D3D: Did you conduct a Life Cycle Assessment on the products and their production/transportation? If so, how did you go about it?
Aaron Fournier: Not at this time. We are too small of a company to do this. I personally oversee all of the design aspects and I choose the best and most eco-friendly materials as possible. I believe life cycle assessment may be great for some larger companies but since I always have my hands in every aspect of the product then its not needed. I am the one who sees the product from cradle to grave so I know exactly what is going on at all times with the products. I personally even review all the defects so I know the return rates and what we can do to improve them.
D3D: While we’re discussing transportation, your products seem to have the eco-design aspects nailed, but what about production? Do you think it’s inevitable to maintain operating margins that such products will always been manufactured in lower-cost economies and that will always mean impact from transportation?
Aaron Fournier: This is a tough question. Manufacturing will always adapt to the lower economy. It is a world market now and people need to realize that. If it were easier and cheaper to manufacture in the USA then we certainly would but it is not. We just don’t have that market anymore. Manufacturing is always shifting locations and it really is up to the company to make sure things stay responsible.

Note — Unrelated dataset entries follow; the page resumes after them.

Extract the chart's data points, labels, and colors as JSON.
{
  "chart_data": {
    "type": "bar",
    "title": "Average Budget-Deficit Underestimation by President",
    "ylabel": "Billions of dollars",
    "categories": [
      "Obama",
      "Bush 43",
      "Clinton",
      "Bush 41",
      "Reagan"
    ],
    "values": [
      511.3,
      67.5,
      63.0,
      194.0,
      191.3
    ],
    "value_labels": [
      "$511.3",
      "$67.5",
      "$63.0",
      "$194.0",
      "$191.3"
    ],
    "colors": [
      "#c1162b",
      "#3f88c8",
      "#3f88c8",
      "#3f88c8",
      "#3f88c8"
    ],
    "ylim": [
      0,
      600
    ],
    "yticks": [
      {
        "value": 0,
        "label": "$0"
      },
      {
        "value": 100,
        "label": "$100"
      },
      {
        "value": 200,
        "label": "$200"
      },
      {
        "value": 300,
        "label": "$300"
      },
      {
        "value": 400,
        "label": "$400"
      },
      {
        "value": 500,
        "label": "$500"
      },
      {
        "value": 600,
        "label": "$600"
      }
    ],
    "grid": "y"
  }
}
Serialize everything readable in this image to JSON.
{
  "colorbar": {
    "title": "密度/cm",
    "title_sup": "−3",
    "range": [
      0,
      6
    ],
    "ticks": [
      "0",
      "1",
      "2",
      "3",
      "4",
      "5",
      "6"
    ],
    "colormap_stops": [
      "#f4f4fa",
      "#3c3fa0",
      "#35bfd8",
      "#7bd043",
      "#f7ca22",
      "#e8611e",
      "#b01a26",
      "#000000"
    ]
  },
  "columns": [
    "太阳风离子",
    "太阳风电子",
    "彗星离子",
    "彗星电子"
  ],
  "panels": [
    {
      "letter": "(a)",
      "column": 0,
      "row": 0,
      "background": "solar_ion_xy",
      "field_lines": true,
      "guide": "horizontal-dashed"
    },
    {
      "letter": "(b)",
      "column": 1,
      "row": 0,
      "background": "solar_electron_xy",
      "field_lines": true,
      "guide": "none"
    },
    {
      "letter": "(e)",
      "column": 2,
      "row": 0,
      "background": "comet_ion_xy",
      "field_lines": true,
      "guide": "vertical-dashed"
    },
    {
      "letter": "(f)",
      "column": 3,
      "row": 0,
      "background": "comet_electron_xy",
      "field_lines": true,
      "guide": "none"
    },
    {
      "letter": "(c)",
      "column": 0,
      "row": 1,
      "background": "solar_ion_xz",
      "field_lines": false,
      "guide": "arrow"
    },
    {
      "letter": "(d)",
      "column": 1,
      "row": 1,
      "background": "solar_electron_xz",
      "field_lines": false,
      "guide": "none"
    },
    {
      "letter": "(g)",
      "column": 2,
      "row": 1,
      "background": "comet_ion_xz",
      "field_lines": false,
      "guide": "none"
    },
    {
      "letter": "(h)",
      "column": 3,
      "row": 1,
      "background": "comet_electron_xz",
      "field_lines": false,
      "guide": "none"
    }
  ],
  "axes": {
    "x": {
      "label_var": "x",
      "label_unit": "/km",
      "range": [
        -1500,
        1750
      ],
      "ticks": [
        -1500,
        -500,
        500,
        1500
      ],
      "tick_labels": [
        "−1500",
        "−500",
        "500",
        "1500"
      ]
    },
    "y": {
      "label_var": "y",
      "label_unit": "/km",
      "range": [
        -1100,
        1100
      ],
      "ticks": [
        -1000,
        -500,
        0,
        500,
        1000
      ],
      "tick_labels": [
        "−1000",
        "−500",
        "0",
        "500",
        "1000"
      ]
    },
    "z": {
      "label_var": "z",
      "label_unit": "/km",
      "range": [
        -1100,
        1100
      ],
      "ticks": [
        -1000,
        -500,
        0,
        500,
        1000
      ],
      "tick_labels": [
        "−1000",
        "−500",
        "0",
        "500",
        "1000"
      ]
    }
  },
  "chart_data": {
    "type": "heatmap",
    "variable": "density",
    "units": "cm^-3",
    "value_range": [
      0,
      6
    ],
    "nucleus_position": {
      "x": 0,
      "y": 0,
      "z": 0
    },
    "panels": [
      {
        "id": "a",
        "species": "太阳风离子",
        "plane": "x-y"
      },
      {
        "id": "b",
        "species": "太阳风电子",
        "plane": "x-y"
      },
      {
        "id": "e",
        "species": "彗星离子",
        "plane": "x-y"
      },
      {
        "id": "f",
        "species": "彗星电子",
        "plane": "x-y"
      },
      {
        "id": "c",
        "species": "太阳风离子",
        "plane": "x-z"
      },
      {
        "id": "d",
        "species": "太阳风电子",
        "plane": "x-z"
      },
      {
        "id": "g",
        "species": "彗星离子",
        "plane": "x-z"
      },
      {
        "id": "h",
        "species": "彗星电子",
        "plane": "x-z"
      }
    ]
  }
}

D3D: The packaging concept is fascinating and sees you address one of the major issues with consumer electronics. How did you arrive at the end result?
Aaron Fournier: Once again this was just from experience. I hate blister packs and I don’t think they are needed. If a company says they will not sell our products without a blister then we will not be partners with them. It really is a simple design and way cheaper to use the design we use. There are a lot of companies that actually pay more for their packaging than their actual product which is insane.
D3D: Any lessons the team learned in the product’s development that you’d be willing to share to help others embarking on a sustainable design project?
Aaron Fournier: Be patient! Don’t give up on what you believe in. There is always a way to make a better product but you will need to adjust your methods over time. Making a quality product comes from experience. It would also be nice if other companies executives would get out once in a while and inspect their own factories instead of just buying a design off of a factory and stamping their name on it.